DOJ Should Not Withhold Information From Defense in High-Profile Leak Case
Lawyers for Stephen Jin-Woo Kim, a former federal contractor employee accused of unlawfully disclosing sensitive information, recently filed a motion in the U.S. District Court for the District of Columbia criticizing the government’s withholding of information in the case and asking the court to order the government to produce the documents. The government should not be permitted to withhold this type of valuable, discoverable information from the defense in this “leak” case.
Kim was indicted in August 2010 with unlawfully disclosing national defense information to a reporter for a national news organization and making false statements to the FBI. If convicted, Kim faces up to 10 years in prison for unlawful disclosure of national defense information and up to five years in prison for making false statements.
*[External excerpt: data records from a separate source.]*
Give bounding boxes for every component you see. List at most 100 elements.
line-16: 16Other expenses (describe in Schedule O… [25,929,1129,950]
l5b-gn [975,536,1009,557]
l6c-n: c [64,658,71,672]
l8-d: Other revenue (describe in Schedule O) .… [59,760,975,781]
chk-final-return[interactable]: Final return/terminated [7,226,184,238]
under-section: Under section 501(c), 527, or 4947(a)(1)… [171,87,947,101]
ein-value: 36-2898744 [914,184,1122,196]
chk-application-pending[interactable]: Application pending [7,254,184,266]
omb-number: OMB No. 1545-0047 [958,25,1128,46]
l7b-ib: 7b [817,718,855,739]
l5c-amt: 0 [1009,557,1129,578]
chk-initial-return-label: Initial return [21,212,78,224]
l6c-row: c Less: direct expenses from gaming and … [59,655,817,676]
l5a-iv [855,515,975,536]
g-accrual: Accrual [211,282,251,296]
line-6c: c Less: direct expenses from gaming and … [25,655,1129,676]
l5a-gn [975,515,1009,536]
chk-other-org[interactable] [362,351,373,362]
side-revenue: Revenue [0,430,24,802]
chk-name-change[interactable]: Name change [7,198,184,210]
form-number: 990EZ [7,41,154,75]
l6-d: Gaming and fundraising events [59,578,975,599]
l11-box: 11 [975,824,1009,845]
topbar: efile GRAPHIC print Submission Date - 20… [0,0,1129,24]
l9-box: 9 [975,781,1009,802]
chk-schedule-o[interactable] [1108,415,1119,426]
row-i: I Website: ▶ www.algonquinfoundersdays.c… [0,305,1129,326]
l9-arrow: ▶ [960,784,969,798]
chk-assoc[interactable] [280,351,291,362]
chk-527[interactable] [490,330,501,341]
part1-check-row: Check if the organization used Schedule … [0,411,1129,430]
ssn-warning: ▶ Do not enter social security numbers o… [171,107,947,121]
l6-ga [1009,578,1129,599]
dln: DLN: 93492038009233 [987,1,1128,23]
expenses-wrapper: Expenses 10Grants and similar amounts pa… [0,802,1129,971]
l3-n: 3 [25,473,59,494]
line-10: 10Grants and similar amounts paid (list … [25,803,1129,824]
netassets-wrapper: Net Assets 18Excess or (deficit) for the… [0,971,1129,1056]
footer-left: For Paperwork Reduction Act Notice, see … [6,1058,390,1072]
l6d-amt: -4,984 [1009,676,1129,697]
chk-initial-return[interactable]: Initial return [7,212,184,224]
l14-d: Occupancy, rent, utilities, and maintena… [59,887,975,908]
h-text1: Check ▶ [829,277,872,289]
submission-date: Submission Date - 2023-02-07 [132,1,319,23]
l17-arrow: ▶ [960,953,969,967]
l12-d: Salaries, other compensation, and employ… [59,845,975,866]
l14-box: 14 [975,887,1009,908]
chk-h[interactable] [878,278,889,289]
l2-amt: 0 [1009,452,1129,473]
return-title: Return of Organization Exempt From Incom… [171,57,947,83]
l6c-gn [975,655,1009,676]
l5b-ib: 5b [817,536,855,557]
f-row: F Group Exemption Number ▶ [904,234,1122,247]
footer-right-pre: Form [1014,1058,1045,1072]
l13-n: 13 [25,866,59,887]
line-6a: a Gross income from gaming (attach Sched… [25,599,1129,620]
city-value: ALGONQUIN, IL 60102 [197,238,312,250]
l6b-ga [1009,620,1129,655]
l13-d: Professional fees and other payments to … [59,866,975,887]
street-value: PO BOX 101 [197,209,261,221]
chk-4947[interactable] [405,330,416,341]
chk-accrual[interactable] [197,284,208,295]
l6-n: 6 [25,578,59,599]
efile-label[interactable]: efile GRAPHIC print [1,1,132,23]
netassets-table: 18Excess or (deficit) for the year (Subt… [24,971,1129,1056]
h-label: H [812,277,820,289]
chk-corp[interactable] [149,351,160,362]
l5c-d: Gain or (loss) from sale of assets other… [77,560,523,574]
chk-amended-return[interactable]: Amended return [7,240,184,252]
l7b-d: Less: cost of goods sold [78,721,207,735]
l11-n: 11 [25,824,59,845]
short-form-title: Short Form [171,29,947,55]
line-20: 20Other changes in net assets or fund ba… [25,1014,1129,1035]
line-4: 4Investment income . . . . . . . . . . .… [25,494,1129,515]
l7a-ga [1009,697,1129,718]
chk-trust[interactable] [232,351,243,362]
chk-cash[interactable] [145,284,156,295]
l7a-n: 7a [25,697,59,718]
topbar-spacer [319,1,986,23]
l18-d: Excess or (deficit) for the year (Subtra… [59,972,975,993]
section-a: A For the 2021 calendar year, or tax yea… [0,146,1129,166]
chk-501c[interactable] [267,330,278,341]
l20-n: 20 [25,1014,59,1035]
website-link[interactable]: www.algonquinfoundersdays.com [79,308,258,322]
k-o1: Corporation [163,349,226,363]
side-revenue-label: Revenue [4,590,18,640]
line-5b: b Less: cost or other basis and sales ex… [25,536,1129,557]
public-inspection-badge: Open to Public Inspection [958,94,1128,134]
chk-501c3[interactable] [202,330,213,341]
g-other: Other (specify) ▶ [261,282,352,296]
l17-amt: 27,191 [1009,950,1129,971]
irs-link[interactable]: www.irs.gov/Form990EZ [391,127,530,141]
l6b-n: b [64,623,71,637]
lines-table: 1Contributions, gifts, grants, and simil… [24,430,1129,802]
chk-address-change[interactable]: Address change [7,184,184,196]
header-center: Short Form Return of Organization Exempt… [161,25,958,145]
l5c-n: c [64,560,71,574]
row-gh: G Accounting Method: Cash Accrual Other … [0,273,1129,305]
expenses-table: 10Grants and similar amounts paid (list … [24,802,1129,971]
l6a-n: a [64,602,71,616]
Kim was an employee of a federal contractor who was on detail at the State Department at the time of the alleged disclosure of classified information in June 2009.
Prosecutors in the case have said that Kim’s trial is not likely to occur until 2013.
According to the indictment, in June 2009, Kim knowingly and willfully disclosed to a national news reporter “Top Secret-Sensitive Compartmented Information” that concerned the military capabilities of a foreign nation and intelligence that “could be used to the injury of the United States.” The indictment further alleges that, in September 2009, Kim made false statements to the FBI when he denied having any contact with the reporter since a meeting in March 2009. The government alleges that he has had repeated contact with the reporter in the months following the meeting.
The indictment was part of a series of investigations by the federal government into unauthorized information leaks to media outlets during the Obama administration. After the announcement of the indictment, lawyers for Kim criticized the government for criminalizing an occurrence “that happens hundreds of times a day in Washington.”
Discovery in the case began in October 2010 and is continuing. Recently, without prior notice to defense counsel, the government filed a motion seeking the court’s permission to withhold otherwise discoverable classified information from defense counsel. In its motion, the government sought an ex parte review, even though lawyers for Kim all had security clearances and classified discovery had been ongoing for close to two years subject to a protective order. Counsel for Kim noted that over the past 22 months, the Department of Justice has produced over 3,000 pages of classified material to Kim’s legal team.
The government should not be permitted to withhold discoverable information without making a strong showing that there is a need to do so. Here, the government has made no showing and has “not provided defense counsel with any information about the nature or subject” of the information withheld, defense counsel say. Especially given the protective order and the security clearances of Kim’s counsel, it seems inexcusable to allow the government to continue to withhold information without justification.